Extending the energy-efficiency capabilities of VRF systems
The heat-recovery and heat-pump capabilities of a VRF system can be exploited to deliver more than air conditioning — with substantial energy-efficiency benefits. Andy Slater of LG explains how.
With a rapidly increasing market for VRF heat-recovery technology, the ability to increase operational efficiencies is becoming more of a realisation than simply a design potential. In its basic form, a typical VRF heat-pump system can remove energy from one space and reject it into another, for example when cooling. The energy would be removed from the indoor space and rejected outside, with all indoor units of only having the option of operating in the same mode — whether that be cooling or heating.

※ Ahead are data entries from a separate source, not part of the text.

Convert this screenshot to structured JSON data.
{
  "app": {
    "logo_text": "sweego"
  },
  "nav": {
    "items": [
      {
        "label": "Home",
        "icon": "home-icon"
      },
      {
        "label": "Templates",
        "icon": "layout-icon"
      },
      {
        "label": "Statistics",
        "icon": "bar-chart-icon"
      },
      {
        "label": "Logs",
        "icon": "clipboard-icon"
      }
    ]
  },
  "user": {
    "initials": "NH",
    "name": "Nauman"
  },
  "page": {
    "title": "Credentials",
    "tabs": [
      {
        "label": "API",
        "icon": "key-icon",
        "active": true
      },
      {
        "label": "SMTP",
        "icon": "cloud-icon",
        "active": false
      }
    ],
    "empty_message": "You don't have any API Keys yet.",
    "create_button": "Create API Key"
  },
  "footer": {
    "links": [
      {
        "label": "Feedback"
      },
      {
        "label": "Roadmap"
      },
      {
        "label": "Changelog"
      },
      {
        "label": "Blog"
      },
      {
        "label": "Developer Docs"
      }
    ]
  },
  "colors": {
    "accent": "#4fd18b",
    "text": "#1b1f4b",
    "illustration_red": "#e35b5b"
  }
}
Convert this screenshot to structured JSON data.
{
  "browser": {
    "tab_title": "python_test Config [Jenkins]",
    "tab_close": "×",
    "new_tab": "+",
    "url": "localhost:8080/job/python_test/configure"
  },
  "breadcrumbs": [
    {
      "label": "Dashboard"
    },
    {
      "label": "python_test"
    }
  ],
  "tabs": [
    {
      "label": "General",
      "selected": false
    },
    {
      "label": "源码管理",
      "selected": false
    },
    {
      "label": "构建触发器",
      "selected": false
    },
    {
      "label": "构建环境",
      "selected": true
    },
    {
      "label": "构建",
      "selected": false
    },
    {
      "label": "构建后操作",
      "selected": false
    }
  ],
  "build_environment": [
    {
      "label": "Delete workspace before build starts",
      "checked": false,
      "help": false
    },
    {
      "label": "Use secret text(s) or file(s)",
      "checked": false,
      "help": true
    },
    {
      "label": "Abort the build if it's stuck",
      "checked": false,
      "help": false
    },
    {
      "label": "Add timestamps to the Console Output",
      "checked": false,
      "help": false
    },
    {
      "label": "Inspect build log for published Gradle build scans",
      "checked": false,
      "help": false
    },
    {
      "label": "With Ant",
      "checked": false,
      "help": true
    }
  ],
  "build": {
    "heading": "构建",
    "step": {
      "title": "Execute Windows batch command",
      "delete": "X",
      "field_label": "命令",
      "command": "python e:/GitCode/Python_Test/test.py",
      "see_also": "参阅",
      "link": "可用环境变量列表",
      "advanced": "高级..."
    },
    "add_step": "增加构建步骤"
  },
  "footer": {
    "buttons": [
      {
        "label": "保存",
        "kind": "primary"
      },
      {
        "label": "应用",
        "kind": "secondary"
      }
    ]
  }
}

In contrast, a heat-recovery VRF system provides the capability of connected indoor units operating in different modes — heating or cooling. Energy extracted from a room being cooled can be used to heat other rooms, thereby achieving an energy balance. There is the potential to reduce energy consumption by 30% and achieve a COP of up to 8.5.
Whilst traditional heat-recovery operation provides energy transfer between fan-coil units, it is also possible to transfer heat to water via equipment such as LG’s Hydrokits. With a system-connection capability matching fan coils, Hydrokits can achieve a leaving water temperature of up to 80°C, collectively have a potential heating capacity of 30 kW from a single unit, as well as producing cold water production down to 6°C.
Whilst it is possible to operate Hydrokits as the sole type of unit connected to a VRF or as the only unit operating on a system, the real system efficiency gain is being operational when other connected items are operating in an opposite mode. It is now common practice for a commercial VRF specification to include some method of Hydrokit application, whether to provide domestic hot water or hydronic heat exchangers inside ductwork.
Care should be taken when designing VRF projects with Hydrokits to maximise efficiency gains, taking into consideration water flow rates, water temperatures and the method of emitters being used. By understanding a Hydrokit’s potential and its operational values, it is easier to plan the integration with other building services. For example, whilst most people utilise a low-loss header or thermal store with a supply of water at a single temperature to provide multiple emitters requiring different temperatures, a variation in leaving water temperature from a Hydrokit will have an effect on how efficiently it is performing.
Most installations are set to a maximum leaving water temperature or a temperature to suit the maximum requirement of the installation. However, more and more situations are now showing that water provided to other parts of an installation, for example underfloor heating, is being blended to a suitably lower temperature.
This approach causes two potential losses of efficiency. One is an initial loss in efficiency by producing the unnecessarily high water temperature for that application; the other is the increased difference in temperatures between flow and return at the Hydrokit.
To provide assistance to this type of application the Hydrokit has the potential to provide two flow/return water temperatures and output signals to valves to divert the flow. For example, there can be a lower setpoint for underfloor heating and a higher setpoint for potable hot water, maximising efficiency gains and serving each area as required.
A self-regulating weather compensation setting will also add value to efficiency gains. Monitoring the outdoor ambient temperature, the Hydrokit can regulate its water temperature between points selected at commissioning, enabling heat emitters to avoid overshooting temperature in a design space.
In most commercial projects that include provision for both space heating and potable hot water, the Hydrokit is selected on capacity and maximum leaving water temperature for the entire load, so efficiency is not maximised.
In a basic example, when the total load is analysed, it is usually found that about 80% is for space heating and about 20% is for potable hot water. In most cases the designation of 100 kW of high-temperature Hydrokits to reach the temperature required for domestic hot water is unnecessary and increases the capital cost for the project and reduces the potential operating efficiency.
If the during the design stages an understanding of the overall requirements is taken into account, 80 kW of mid-temperature Hydrokits could be installed to deliver a water temperature suitable for underfloor design, with a further 20 kW of high-temperature Hydrokits to further raise the water temperature for storage in a calorifier.
Most of the load would be met using R410A to heat water, with the extra temperature required for domestic hot water being achieved using cascade R134a transfer.
Whilst the development and availability of new technologies is paramount to maximising energy saving methods, it is also important to fully understand their full potential in terms of application and specific inclusion at the initial design stages in order to deliver consistently high efficiencies.
Andy Slater is technical research and development manager with LG.